A few years ago, as I was managing a growing team, I set out to try and understand why traditional forms of management didn’t feel appropriate. I went deep on group dynamics, psychology, and human development theory, and started to piece together different parts of what felt like a very big puzzle.
Throughout my reading, the concept of complexity kept coming up. On the surface, it made sense: everything pertaining to the evolution of the human experience is tangled up in a web of cause-and-effect; resulting from — and leading to — increases in complexity.
Hunter-gatherer tribes became early civilizations, which became industrial nations, which then led to the network age. The internet, mobile networking, AI, automation, and increasingly distributed workforces, all contribute to the complexity of today’s workplaces.
So sure, the world is more complex; therefore it probably makes sense that we need to manage our organizations differently. But what does it actually mean for something to be more complex? And once we know we’re dealing with a complex system, what are the implications for how we should think and act? Is managing a team of 100 programmers in the 2010’s actually harder than running a 1,000 person factory in the mid-1900s?
It was during a conversation with my friend Jordan Husney that the penny dropped. We had been discussing Spiral Dynamics and value-attracting memes (that’s another story) and contemplating how complexity is really a matter of perspective. Something that seems obvious to you, say how a combustion engine works, might seem complicated to me.
We discussed how much of management theory is based on 20th-century practices that were concerned primarily with efficiency and consistency; about making sense of systems, making the unknown known, and then optimizing the hell out of it. In these systems there are many moving parts and lots of variables, but with effort and analysis you can reason about them. You can create blueprints, schematics, or flow-charts.
In this networked era, where knowledge work is predominant and everything is interconnected, this way of viewing work is no longer possible. There are always going to be things that are unknowable. This is the root of what it means for a system to be complex.
“Complexity is a movement in time that is both knowable and unknowable. Uncertainty is a basic feature of all complex systems.” — Esko Kilpi
To better understand what this means in practice, I’ve found the Cynefin framework hugely helpful. The framework outlines contexts, or domains, that describe a “sense of place” from which a system can be perceived. By understanding your context and the nature of the system, you can better make sense of the available information and better understand how to make decisions.
The domains are obvious, complicated, complex, and chaotic.
Something that is obvious is deterministic and certain. 1 + 1 = 2. If I put a cup of water in the freezer, it will turn to ice. If I flick the light switch, the light goes on. In the obvious domain, solutions are well-known.
Complicated systems are harder to understand, but they are still knowable. A well-known set of inputs will produce consistent outputs. When you have to read your oven’s instruction manual to bake bread, that’s complicated. But so is a car or a nuclear power plant. In the complicated domain, experts rule and knowledge is power.

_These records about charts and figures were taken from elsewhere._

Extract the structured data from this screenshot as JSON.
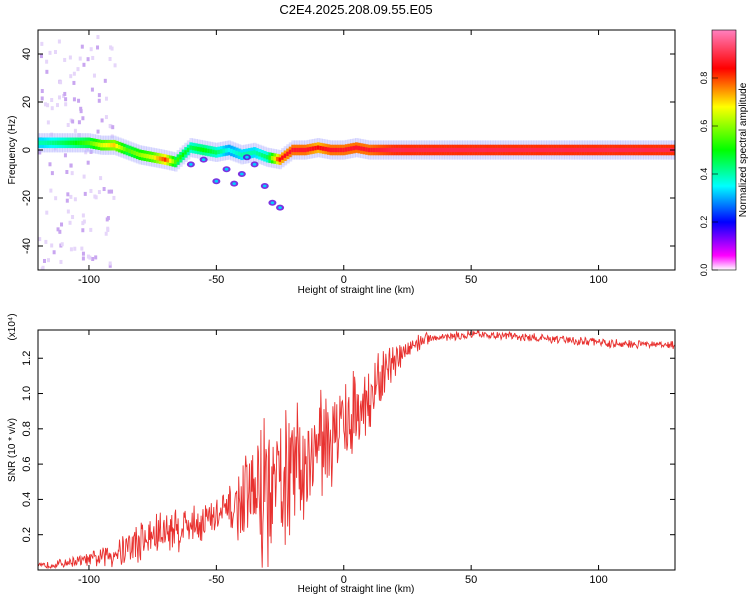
{
  "figure_title": "C2E4.2025.208.09.55.E05",
  "chart_data": [
    {
      "type": "heatmap",
      "xlabel": "Height of straight line (km)",
      "ylabel": "Frequency (Hz)",
      "xlim": [
        -120,
        130
      ],
      "ylim": [
        -50,
        50
      ],
      "x_ticks": [
        -100,
        -50,
        0,
        50,
        100
      ],
      "y_ticks": [
        -40,
        -20,
        0,
        20,
        40
      ],
      "colorbar": {
        "label": "Normalized spectral amplitude",
        "range": [
          0,
          1
        ],
        "ticks": [
          "0.0",
          "0.2",
          "0.4",
          "0.6",
          "0.8"
        ],
        "colors": [
          "#ffffff",
          "#ff00ff",
          "#0000ff",
          "#00ffff",
          "#00ff00",
          "#ffff00",
          "#ff0000",
          "#ff80c0"
        ]
      },
      "ridge": {
        "x": [
          -118,
          -110,
          -100,
          -95,
          -90,
          -85,
          -80,
          -75,
          -70,
          -66,
          -60,
          -55,
          -50,
          -45,
          -40,
          -35,
          -30,
          -25,
          -20,
          -15,
          -10,
          -5,
          0,
          5,
          10,
          20,
          40,
          80,
          130
        ],
        "y": [
          3,
          3,
          3,
          2,
          2,
          0,
          -2,
          -3,
          -4,
          -5,
          1,
          0,
          -1,
          0,
          -2,
          -1,
          -3,
          -4,
          0,
          0,
          1,
          0,
          0,
          1,
          0,
          0,
          0,
          0,
          0
        ],
        "amplitude": [
          0.45,
          0.5,
          0.6,
          0.7,
          0.75,
          0.6,
          0.65,
          0.7,
          0.85,
          0.6,
          0.5,
          0.55,
          0.5,
          0.4,
          0.45,
          0.45,
          0.5,
          0.9,
          0.95,
          0.95,
          0.9,
          0.95,
          0.95,
          0.95,
          0.95,
          1.0,
          1.0,
          1.0,
          1.0
        ]
      }
    },
    {
      "type": "line",
      "xlabel": "Height of straight line (km)",
      "ylabel": "SNR (10 * v/v)",
      "y_multiplier": "(x10⁴)",
      "xlim": [
        -120,
        130
      ],
      "ylim": [
        0,
        13600
      ],
      "x_ticks": [
        -100,
        -50,
        0,
        50,
        100
      ],
      "y_ticks": [
        2000,
        4000,
        6000,
        8000,
        10000,
        12000
      ],
      "y_tick_labels": [
        "0.2",
        "0.4",
        "0.6",
        "0.8",
        "1.0",
        "1.2"
      ],
      "series": [
        {
          "color": "#e8312f",
          "x": [
            -120,
            -110,
            -100,
            -95,
            -90,
            -85,
            -80,
            -75,
            -70,
            -65,
            -60,
            -55,
            -50,
            -45,
            -40,
            -35,
            -30,
            -28,
            -25,
            -20,
            -15,
            -10,
            -5,
            0,
            5,
            10,
            15,
            20,
            25,
            30,
            35,
            40,
            50,
            60,
            70,
            80,
            90,
            100,
            110,
            120,
            130
          ],
          "y_mean": [
            200,
            400,
            600,
            700,
            1000,
            1300,
            1600,
            1900,
            2200,
            2400,
            2600,
            2800,
            3000,
            3300,
            3800,
            4300,
            4600,
            4300,
            5000,
            5700,
            6300,
            7000,
            7600,
            8300,
            9000,
            9800,
            10800,
            11800,
            12500,
            13000,
            13200,
            13200,
            13300,
            13300,
            13200,
            13100,
            13000,
            12900,
            12800,
            12800,
            12700
          ],
          "y_max": [
            400,
            700,
            1000,
            1400,
            2000,
            2700,
            3100,
            3500,
            3800,
            4000,
            3800,
            4200,
            4400,
            4900,
            6100,
            8100,
            10300,
            7500,
            9800,
            9700,
            10200,
            10800,
            11200,
            11600,
            11500,
            12000,
            12600,
            13000,
            13400,
            13600,
            13500,
            13500,
            13600,
            13600,
            13500,
            13400,
            13300,
            13200,
            13100,
            13000,
            13000
          ]
        }
      ]
    }
  ]
}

As we discussed above, complex systems are unknowable. You are dealing with probabilities and emergent characteristics. There are often an indefinite number of variables influencing what is happening and — if it is possible at all — cause-and-effect can only be determined in hindsight. Through experimentation and analysis, patterns may be observed which allow for predictions to become more accurate. The stock market, ecosystems, and human culture are all complex.
In chaotic systems, cause and effect are always unclear. Chaos is the realm of crisis and panic.
An important element of this framework is that it is concerned as much with your perspective of the system as the system itself. Something that seems obvious to you, might be complicated for me. Something complex to a novice becomes complicated to an expert. Therefore, movement between domains is possible, for better and for worse, based on the information and knowledge you have.
Imagine an old TV. If you hit the power button it turns on or off (obvious). As it gets older, something breaks and it starts to randomly turn off (chaotic). Through experimentation, you realize that propping it up on a book and hitting it on one side sometimes fixes the problem (complex). You find a schematic, take it apart, and find a loose wire (complicated).
To some extent, complexity can, therefore, be managed through the acquisition of knowledge, surfacing of new data, or by decomposing a system into constituent parts which are easier to reason about.
Knowing where you and your team are is an important first step. Are you dealing with a complicated system, or — as is more likely — a complex or chaotic one?
Next, look to see where there is room for movement. Can you gather knowledge that reduces the complexity? Are there actions you can take which could surface variables that might make the unknown known? Can the problem space be decomposed, such that elements become more obvious?
But in the workplace, no matter what you do, you are dealing with people. And humans are inherently complex. Regardless of how much data you surface or how much knowledge you acquire there will always be unknowable elements that affect how people behave and perform: the interaction of personalities, goings-on in personal lives, macro-economic movements, political changes, etc. etc.
This is part of the reason industrial management tactics, which were concerned with prediction and control, are no longer as effective. As leaders, we need to accept there will always be uncertainty, and focus on building flexible teams that can experiment and learn, through increased transparency and cooperation.